Mesmo não sendo um estilo muito divulgado no ocidente, o SHE CHUEN é muito popular em algumas regiões da China, sudeste asiático, Malásia e Indonésia, onde as variedades são tão numerosas que se torna difícil mencioná-las.

Nestes países, as cobras são usadas freqüentemente na medicina e essa combinação de "veneno letal" e "medicinal" dão uma aura de mistério a este réptil.

O Templo do Bambu, na província de FU JIEN especializou-se no treino de SHE CHUEN e lá encontramos formas e técnicas das mais variadas como: TCHIN SHE (Serpente Dourada), SHE WAN (Serpente Rei), LU ZHU SHE (Serpente do Bambu Verde), entre outras.

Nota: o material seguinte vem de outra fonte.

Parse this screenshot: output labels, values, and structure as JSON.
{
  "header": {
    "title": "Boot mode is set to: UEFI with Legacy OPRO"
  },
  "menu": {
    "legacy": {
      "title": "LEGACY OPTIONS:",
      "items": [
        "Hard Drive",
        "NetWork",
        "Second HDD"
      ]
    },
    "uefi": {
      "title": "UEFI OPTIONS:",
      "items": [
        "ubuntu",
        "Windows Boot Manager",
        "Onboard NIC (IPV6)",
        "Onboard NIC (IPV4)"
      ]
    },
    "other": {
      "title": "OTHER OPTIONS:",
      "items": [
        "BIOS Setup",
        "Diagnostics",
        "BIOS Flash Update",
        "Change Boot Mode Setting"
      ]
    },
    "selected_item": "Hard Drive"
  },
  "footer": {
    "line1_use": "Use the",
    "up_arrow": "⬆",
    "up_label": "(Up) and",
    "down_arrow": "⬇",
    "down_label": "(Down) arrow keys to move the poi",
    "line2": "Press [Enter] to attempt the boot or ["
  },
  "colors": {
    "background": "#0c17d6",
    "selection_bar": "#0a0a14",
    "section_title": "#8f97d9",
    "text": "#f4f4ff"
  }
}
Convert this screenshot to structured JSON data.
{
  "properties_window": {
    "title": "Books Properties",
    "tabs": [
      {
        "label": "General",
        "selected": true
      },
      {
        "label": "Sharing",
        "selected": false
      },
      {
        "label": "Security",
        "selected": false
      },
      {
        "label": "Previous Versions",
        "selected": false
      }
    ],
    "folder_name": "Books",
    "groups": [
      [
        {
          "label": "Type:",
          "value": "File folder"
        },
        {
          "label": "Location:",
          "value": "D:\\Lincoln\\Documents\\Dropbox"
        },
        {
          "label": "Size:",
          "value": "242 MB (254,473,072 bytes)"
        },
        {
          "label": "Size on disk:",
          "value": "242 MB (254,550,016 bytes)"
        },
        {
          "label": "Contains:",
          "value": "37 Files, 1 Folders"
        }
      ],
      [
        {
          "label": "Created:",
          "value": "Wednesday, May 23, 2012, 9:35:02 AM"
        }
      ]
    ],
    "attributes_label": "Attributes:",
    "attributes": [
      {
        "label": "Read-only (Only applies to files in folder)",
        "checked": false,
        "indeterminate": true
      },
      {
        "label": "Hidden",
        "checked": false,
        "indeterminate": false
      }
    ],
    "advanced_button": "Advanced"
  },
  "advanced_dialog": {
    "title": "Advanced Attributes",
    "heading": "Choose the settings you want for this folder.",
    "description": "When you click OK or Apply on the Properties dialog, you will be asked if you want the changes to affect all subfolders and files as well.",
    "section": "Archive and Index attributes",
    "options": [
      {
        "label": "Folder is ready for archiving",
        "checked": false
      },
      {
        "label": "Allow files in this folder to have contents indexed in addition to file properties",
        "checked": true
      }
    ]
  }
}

Elementos de outros estilos, como o TIGRE e o GATO, foram incorporados às técnicas originais. Da mesma forma, muitos chutes do PEI SHAO LIN (norte), foram adicionados para completar o sistema. Vários estilos como o TAI CHI CHUEN, HSING-I CHUEN e WING CHUN, cederam técnicas ao estilo.

Nosso estilo é o SHEN SHE CHUEN, desenvolvido por HSU YIN FONG que foi discípulo de um grande monge que dominava muito bem o SHAO LIN SHE CHUEN, chamado LIN CHIN HO.

Conta-se que o monge LIN e um amigo seu chamado LONG FON CHAN, perito na forma PAI HOK CHUEN (Garça Branca), junto com mais sete mestres de estilos diferentes, fundaram uma ordem chamada TCHÍOU LONG SHI (A Ordem do Nove Dragões). Como se tratava do período do domínio MANCHU, era comum na época o surgimento destas entidades que tinham como objetivo divulgar e treinar jovens contra o regime vigente que tanto maltratava o povo.

Da convivência entre os dois mestres e da prática diária comum entre os mesmos, surgiu uma técnica na qual sua principal seqüência era executada por duas pessoas, que veio a ser chamada HOK SHE TCHU (União da Garça e da Serpente), que foi compilada em um livro e apresentada para o restante dos mestres pertencentes à ordem. Depois da apresentação e um teste, obteve aprovação de todos os presentes.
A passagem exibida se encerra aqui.